MATARAM INSIDE

Indonesia – Dapatkan berita terbaru tentang Indonesia. Baca Breaking News on Indonesia diperbarui dan diterbitkan di Maratam Inside

Niels de Winter memenangkan Eos Pipet 2021

Perubahan iklim mempengaruhi suhu ekstrem. Untuk mendapatkan wawasan tentang bagaimana ini terjadi, para ilmuwan merekonstruksi iklim dari masa lalu yang jauh. Rekonstruksi ini biasanya tidak terlalu rinci. Mereka sering mencakup periode beberapa ribu hingga jutaan tahun.

Niels de Winter (VUB) menganalisis cangkang untuk meningkatkan rekonstruksi ini. Untuk melakukan ini, ia melihat lapisan pertumbuhan pada cangkang fosil kerang, tiram, dan kerang. Lapisan ini menunjukkan bagaimana suhu berfluktuasi sepanjang tahun.

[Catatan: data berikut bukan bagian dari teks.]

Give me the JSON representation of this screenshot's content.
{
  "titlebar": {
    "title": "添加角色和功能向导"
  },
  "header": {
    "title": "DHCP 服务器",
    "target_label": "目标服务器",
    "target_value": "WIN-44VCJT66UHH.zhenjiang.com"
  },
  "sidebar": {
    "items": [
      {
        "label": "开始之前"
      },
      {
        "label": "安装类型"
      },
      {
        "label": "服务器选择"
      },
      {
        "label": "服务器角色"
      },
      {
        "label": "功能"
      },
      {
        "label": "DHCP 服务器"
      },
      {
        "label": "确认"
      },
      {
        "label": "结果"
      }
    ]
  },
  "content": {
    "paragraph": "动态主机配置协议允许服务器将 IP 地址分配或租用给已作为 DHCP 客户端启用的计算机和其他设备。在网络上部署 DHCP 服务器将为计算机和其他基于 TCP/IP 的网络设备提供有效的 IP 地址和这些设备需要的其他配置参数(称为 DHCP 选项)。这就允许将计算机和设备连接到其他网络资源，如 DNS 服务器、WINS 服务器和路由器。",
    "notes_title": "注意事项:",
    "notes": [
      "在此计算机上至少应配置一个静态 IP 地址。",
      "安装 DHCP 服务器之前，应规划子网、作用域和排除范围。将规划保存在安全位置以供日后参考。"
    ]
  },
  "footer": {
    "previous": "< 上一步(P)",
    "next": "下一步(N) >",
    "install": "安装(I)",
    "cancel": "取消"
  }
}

De Winter juga menanam tiram, kerang, dan kerang. Ini membantunya untuk lebih menafsirkan data dari fosil. “Dengan cara ini, kita melihat potret iklim jutaan tahun yang lalu,” kata de Winter.

Dengan penghargaan ini, jurnal sains Eos and Young Academy menghormati peneliti muda paling menjanjikan saat ini. Ketua juri Karen Mikes memilih De Winter sebagai pemenang. Penghargaan penonton diberikan kepada terapis wicara Cassandra Alighieri (University of Ghent).

De Winter akan menerima karya seniman plastik Athar Jaber, anggota Akademi Pemuda.

Ini dia para pemenangnya:

Terapi bicara Cassandra Alighieri (Ghent University) sedang melihat terapi bicara dan ekspresi pada anak-anak dengan celah bibir dan langit-langit mulut.

– Fisikawan Robin Bunye (Universitas Hasselt) ingin mengganti bahan pencemar dalam elektronik kita dengan bakteri yang dapat terurai secara hayati.

– Ahli Geologi Niels de Winter (Free University of Brussels) Merevisi model iklim dengan menganalisis cangkang fosil.

– Genetika Jana Helsen (KU Leuven) menyelidiki dampak evolusi dari cacat genetik.

– insinyur biologi Emile Michaels KU Leuven sedang merakit kotak peralatan protein yang dapat digunakan untuk melawan virus baru dan yang sedang berkembang.